We join a vast coalition of citizens, working families, business leaders, family farmers, water experts and community-based groups in supporting the governor’s plan to update the aging system that supplies water to 25 million Californians and 3 million acres of farmland.

Our failure to adequately invest in our water infrastructure is contributing significantly to our lack of water during this drought. Our reservoirs are near empty; our groundwater sources dangerously low. And while we cannot control how much it rains, had we made investments in our infrastructure in the past, we could have had the capacity to better move and store water during wet years that could have been available now.

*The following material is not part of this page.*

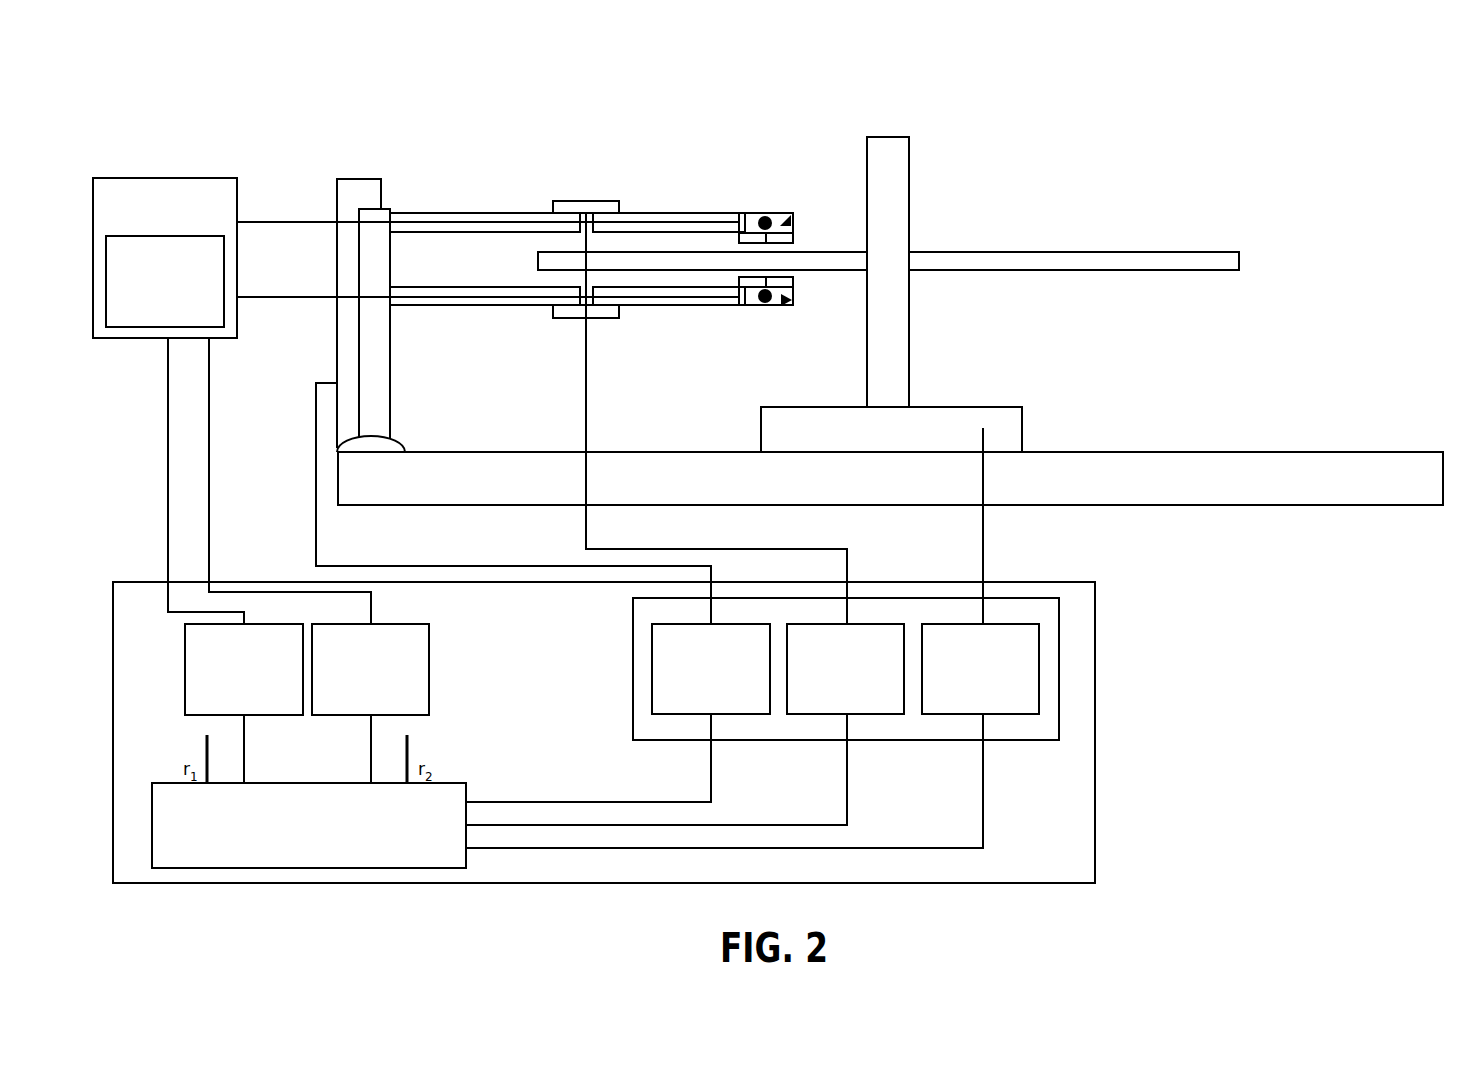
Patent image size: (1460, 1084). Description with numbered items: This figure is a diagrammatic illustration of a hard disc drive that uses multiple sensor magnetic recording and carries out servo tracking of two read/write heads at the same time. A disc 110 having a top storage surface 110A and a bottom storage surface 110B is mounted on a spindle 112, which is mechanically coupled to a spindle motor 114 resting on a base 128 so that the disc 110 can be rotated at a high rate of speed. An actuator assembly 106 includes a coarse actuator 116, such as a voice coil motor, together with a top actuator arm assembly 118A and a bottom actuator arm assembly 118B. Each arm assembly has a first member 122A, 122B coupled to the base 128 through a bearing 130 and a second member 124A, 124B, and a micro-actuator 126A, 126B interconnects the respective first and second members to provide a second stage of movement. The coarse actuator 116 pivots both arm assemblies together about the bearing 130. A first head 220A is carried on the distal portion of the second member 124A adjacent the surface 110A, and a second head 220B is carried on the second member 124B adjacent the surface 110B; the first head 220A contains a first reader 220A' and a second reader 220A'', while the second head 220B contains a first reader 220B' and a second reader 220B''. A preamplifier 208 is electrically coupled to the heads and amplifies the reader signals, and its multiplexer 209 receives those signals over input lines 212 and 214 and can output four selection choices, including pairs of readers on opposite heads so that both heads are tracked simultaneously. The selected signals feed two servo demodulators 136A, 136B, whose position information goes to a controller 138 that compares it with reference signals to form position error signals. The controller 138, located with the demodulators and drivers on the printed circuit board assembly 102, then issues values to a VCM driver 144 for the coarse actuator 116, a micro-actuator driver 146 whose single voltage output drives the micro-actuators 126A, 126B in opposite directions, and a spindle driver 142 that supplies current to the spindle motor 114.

Two-thirds of water for Californians starts in the Sierra Nevada and flows through the state’s main water distribution system through the Sacramento-San Joaquin Delta. But this system of aging dirt levees, aqueducts, pumps and pipes is inefficient, outdated and at risk of collapse in a major earthquake or flood.

The California Water Fix is the culmination of nearly a decade of extensive review, planning and analysis by the state’s leading water experts, engineers and conservationists, and unprecedented public comment and participation.

The plan will improve the reliability of our water supplies by building a modern pipeline and protecting our supply from earthquakes, floods and natural disasters. It will improve the ability to move water to storage facilities throughout the state so we can use it in dry years. And it will restore more natural water flows to reduce impacts on endangered fish and other wildlife.

There’s no time to waste. We need to move forward with the governor’s plan to secure our limited water supply now and into the future.

Allan Zaremberg is president of the California Chamber of Commerce. Robbie Hunter is president of the State Building and Construction Trades Council of California.